With GameHub, users can see all the games, download them, install them and uninstall them, do bonuses and DLCs from GoG.
"My account has been blocked because of US sanctions because I live in Crimea. I might not be able to keep GameHub in the future," reports developer in an open ticket on Gitlab.
This is the same case as that of an Iranian developer named Ahmed Saeedi Fard, similar to the GameHub case. A developer who has been registered on the platform since 2012. Managers of the platform platform informed him by email of the suspension of his account, caused by sanctions issued by the U.S. government.
The GameHub case was in the same wave as that of Ahmed Saeedi Fard , an Iranian developer who has been on the platform since 2012. He had received an email from the platform's managers notifying him of a blocking of his account due to U.S. sanctions.
In addition to this, The announcement of GitHub which specified the creation of a private framework for the management of certain open source projects that will be visible only by a set of well-defined collaborators. A free framework that prompted many developers to fall into this context while some had their private repository locked.

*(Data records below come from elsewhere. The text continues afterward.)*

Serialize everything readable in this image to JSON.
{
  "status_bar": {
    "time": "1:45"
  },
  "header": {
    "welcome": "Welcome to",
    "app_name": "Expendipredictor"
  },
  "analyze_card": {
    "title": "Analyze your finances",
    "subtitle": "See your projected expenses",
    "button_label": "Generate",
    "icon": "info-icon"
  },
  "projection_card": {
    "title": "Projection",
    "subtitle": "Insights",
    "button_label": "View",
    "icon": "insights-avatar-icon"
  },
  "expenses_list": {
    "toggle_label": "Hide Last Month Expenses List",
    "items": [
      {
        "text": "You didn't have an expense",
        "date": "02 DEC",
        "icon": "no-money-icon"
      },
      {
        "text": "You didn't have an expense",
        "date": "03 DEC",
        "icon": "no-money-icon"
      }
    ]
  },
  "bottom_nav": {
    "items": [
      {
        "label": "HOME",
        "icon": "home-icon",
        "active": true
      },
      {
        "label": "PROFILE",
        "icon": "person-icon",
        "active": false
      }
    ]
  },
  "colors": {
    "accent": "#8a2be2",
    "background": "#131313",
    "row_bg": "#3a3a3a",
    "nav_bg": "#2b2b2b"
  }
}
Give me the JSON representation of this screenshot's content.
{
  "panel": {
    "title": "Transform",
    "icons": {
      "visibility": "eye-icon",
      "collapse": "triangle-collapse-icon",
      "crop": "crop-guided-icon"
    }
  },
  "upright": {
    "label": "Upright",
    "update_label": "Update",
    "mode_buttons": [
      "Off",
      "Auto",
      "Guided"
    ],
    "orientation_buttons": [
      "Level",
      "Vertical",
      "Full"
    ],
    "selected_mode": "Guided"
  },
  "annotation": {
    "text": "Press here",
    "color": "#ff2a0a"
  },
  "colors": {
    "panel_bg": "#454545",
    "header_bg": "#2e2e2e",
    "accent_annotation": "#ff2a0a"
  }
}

"GitHub had been a free platform for all for many years, but it decided to block Iranian accounts. I think being from a particular country is not a choice you make, but being a developer and contributing to the open source community is. GitHub forbids our freedom to contribute and be part of the open source ecosystem because we live in Iran.
GitHub has blocked our private deposits without any prior notification and now we do not have access to the codes. You should not judge people by their country of origin. You can restrict a government, but you should not ban your active and loyal users without any warning.
I think having a simple GitHub page is a fundamental right for users. Don't put us out of the open source community," the Iranian member said.
At the moment, these sanctions are part of a somewhat ambiguous framework. And no one knows how long it could last. Moreover this could have drawbacks on current open source projects.